Tra i nuovi modelli emersi, la Schema Therapy è quello in qualche modo che più rimane fedele al principio cardine del cognitivismo clinico classico: l’approfondimento dei contenuti mentali. A differenza della ACT di Hayes, della terapia metacognitiva di Wells o delle varie terapie basate sulla mindfulness, tutte terapie che in qualche modo invitano a pensare meno e che teorizzano che il pensare bene coincida con il pensare poco, la Schema Therapy di Young invece propone un ricco campionario di schemi cognitivi applicabili ai disturbi di personalità.

Di Giovanni Maria Ruggiero

Pubblicato il 06 Set. 2011

Aggiornato il 18 Set. 2013 13:23

EABCT 2011: Arntz sulla Schema Therapy di Jeffrey YoungE ora tocca alla Schema Therapy di Jeffrey Young. Che ne pensate? Per aiutarvi a capire e farvene un’idea, vi racconto cosa ho ascoltato qui a Reykjavik da un simposio e da una keynote dedicate a questo modello terapeutico. Keynote e simposio entrambi curati da Arnoud Arntz, che è ormai il proconsole in Olanda e forse in Europa di Jeffrey Young.

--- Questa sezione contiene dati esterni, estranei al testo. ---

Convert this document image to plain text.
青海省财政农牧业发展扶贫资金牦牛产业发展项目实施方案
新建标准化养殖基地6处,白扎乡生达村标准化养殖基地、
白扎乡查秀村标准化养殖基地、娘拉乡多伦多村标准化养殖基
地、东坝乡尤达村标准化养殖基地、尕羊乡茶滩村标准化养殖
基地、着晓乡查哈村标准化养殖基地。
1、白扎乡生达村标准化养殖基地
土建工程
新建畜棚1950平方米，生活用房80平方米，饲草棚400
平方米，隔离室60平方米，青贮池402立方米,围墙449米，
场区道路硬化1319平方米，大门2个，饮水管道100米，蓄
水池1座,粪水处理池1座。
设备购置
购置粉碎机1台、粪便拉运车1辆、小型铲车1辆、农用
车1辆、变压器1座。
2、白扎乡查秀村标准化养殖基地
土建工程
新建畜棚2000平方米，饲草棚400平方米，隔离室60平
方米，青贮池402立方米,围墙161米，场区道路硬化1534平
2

Tra i nuovi modelli emersi, la Schema Therapy è quello in qualche modo che più rimane fedele al principio cardine del cognitivismo clinico classico: l’approfondimento dei contenuti mentali. A differenza della ACT di Hayes, della terapia metacognitiva di Wells o delle varie terapie basate sulla mindfulness, tutte terapie che in qualche modo invitano a pensare meno e che teorizzano che il pensare bene coincida con il pensare poco, la Schema Therapy di Young invece propone un ricco campionario di schemi cognitivi applicabili ai disturbi di personalità.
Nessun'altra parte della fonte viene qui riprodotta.